The weekends are all pretty much the same in the see-something-on-Saturday, see-something-by-bicycle-on-Sunday pattern. Since there are too many people in the center of town, and riding a bike isn't fun if you're trying to dodge pedestrians, I've been going to the edges of town. As mentioned before, since Madrid is a landlocked city in the geographical center of the country, it doesn't really have a defined edge.
On Saturday, I went first to Lope de Vega's house (it doesn't have very many opening hours, but it was both open and free), and then to the Reina Sofia museum. Last time I went to the Reina Sofia, I only managed to see the temporary Juan Gris exhibition. This time around, I saw a lot of the permanent collect: lots of Miros, lots of Dalí, lots of Picasso, Guernica.
After riding my bicycle around on Sundays, I try to make it to the Prado for an hour or so before it closes. Three Sundays ago, I went southwest; two Sundays ago, I went northeast. Last Sunday, after a picnic with friends, I went to the Casa de Campo, which is a sprawling park that was once royal hunting grounds. Now, strangely, it's full of prostitutes: I had been told this but didn't believe it. For the first twenty minutes or so that I was riding my bicycle around, I didn't see any, and it just seemed like a regular extremely large park. At some point though, when I was riding back to town from the teleférico (cable car), I noticed that, standing along the side of the road, were prostitutes wearing barely anything. For miles. Bizarre. This is in the middle of the woods, people.

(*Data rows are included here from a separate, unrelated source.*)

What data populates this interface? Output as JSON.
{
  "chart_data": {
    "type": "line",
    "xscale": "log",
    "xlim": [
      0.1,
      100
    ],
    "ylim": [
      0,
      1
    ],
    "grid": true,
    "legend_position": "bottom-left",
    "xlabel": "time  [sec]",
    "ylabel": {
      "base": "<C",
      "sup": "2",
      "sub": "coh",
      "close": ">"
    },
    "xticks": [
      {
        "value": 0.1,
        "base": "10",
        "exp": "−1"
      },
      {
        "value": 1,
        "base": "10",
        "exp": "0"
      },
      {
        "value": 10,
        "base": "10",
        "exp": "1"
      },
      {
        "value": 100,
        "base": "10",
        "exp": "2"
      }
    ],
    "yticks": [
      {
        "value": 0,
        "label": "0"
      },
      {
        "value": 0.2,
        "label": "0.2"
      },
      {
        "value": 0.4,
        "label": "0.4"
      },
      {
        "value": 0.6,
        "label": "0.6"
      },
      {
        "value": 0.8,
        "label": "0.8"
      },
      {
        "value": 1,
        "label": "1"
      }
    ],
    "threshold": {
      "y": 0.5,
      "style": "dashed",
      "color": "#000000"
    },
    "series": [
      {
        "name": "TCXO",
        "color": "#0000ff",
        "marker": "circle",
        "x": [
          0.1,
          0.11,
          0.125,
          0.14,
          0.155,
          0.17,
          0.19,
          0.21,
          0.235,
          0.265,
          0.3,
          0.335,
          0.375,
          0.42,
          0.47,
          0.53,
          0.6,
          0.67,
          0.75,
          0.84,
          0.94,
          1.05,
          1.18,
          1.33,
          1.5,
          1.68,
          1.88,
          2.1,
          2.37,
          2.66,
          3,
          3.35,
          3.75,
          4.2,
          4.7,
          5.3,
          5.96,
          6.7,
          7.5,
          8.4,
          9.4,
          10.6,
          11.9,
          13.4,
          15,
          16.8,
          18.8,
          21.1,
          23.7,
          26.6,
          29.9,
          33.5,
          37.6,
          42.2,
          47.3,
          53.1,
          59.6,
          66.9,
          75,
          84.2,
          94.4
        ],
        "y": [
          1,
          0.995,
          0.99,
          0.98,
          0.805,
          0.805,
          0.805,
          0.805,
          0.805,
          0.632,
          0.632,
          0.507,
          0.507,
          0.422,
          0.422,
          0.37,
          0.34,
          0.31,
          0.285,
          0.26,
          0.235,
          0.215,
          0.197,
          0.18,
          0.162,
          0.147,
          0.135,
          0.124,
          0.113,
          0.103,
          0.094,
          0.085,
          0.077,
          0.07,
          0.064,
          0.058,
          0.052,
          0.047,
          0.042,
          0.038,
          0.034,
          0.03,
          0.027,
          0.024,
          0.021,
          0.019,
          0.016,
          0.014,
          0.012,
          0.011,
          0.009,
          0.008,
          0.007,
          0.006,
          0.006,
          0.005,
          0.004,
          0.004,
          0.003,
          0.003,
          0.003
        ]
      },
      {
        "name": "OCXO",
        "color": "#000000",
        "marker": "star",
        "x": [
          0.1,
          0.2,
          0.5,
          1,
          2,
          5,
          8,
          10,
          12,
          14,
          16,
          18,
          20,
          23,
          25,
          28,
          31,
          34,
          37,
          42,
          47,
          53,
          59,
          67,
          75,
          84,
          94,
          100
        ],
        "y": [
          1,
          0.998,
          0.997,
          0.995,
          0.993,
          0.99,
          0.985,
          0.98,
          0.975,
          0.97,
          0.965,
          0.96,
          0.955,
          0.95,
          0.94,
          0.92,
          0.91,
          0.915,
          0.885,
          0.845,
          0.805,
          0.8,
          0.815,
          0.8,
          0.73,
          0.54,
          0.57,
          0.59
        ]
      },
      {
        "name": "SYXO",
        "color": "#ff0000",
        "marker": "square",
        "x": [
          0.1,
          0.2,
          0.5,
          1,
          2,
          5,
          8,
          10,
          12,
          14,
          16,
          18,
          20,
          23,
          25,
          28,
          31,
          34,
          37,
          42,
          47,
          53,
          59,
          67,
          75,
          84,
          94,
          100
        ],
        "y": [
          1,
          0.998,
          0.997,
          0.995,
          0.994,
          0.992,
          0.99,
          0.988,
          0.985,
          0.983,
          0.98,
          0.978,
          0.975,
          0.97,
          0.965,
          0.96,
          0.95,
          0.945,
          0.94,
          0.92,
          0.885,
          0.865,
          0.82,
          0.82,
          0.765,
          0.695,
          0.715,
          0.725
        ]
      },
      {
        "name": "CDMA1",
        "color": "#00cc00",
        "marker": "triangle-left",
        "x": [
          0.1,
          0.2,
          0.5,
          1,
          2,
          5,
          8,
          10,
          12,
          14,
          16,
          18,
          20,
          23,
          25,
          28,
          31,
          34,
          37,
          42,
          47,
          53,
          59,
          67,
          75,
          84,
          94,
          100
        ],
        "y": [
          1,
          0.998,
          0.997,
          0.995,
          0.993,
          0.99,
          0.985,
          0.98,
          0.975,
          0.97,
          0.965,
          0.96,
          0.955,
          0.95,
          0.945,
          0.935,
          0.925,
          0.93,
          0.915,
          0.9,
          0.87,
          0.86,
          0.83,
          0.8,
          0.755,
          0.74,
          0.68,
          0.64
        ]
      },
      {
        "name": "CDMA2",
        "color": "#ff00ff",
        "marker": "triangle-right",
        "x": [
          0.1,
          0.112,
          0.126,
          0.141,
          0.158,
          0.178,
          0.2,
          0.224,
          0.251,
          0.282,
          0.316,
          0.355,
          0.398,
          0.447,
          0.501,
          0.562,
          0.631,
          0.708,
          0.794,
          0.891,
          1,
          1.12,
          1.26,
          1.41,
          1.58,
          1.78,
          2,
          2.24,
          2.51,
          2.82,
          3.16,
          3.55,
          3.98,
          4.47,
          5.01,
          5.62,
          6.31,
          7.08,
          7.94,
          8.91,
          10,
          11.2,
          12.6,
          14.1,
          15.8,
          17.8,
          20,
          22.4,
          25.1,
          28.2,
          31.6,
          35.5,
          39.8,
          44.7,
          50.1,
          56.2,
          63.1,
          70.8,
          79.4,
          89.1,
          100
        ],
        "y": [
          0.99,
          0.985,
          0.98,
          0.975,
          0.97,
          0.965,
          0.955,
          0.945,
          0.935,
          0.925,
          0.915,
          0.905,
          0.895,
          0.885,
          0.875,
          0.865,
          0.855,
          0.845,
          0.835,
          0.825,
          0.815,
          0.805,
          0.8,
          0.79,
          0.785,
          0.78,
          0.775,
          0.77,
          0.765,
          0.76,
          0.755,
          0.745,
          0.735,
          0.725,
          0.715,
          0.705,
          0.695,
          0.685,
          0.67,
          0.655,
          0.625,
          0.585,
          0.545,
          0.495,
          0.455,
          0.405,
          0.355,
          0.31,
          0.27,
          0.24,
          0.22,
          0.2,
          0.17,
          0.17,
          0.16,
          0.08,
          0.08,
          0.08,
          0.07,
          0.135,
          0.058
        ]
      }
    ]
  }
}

This Sunday, I just took laps around the Buen Retiro Park. I started off by taking laps in the park, but eventually I got fed up at all of the people just ambling and decided to play on the road that surrounds it. It's not too bad, actually, even though the traffic is at a fairly quick clip; circulation is clockwise for the entire park, and there aren't too many hazards to watch for. One major annoyance, though, is that cars here double park, even on busy roads, and don't leave hazard lights on, or they just sit in what is obviously a traffic lane and wait for a car to leave, and I don't mean a car that's about to leave: they just sit there and wait. Madness.
Another thing that drives me batty about Madrid is that absolutely everything is under construction. Around the Buen Retiro, a tunnel is being expanded, some roads are being worked on, and some paths in the park are being worked on. A fair number of plazas are under major repairs (largely for metro work--did I mention that an entire metro line was closed for repairs when I got here? A small stretch of it has since re-opened) and everything is far behind schedule (which is par for the course in construction universally, I suppose.)
The outskirts of Madrid are under major construction: sprawl goes for miles. There are hundreds of apartment buildings with maybe a couple of hundred people (estimating by the lack of cars and traffic) living in a place designed to hold thousands. Where I rode my bicycle two weekends ago (to Alcobendas, beyond the Northeastern reached of the city) is having an entire new metro line built. Apparently, there's a bike path out there; when I asked people where it was, they said, "oh, well, it starts right over there, but it doesn't really go anywhere yet" (I'm translating and paraphrasing, but you get the picture.)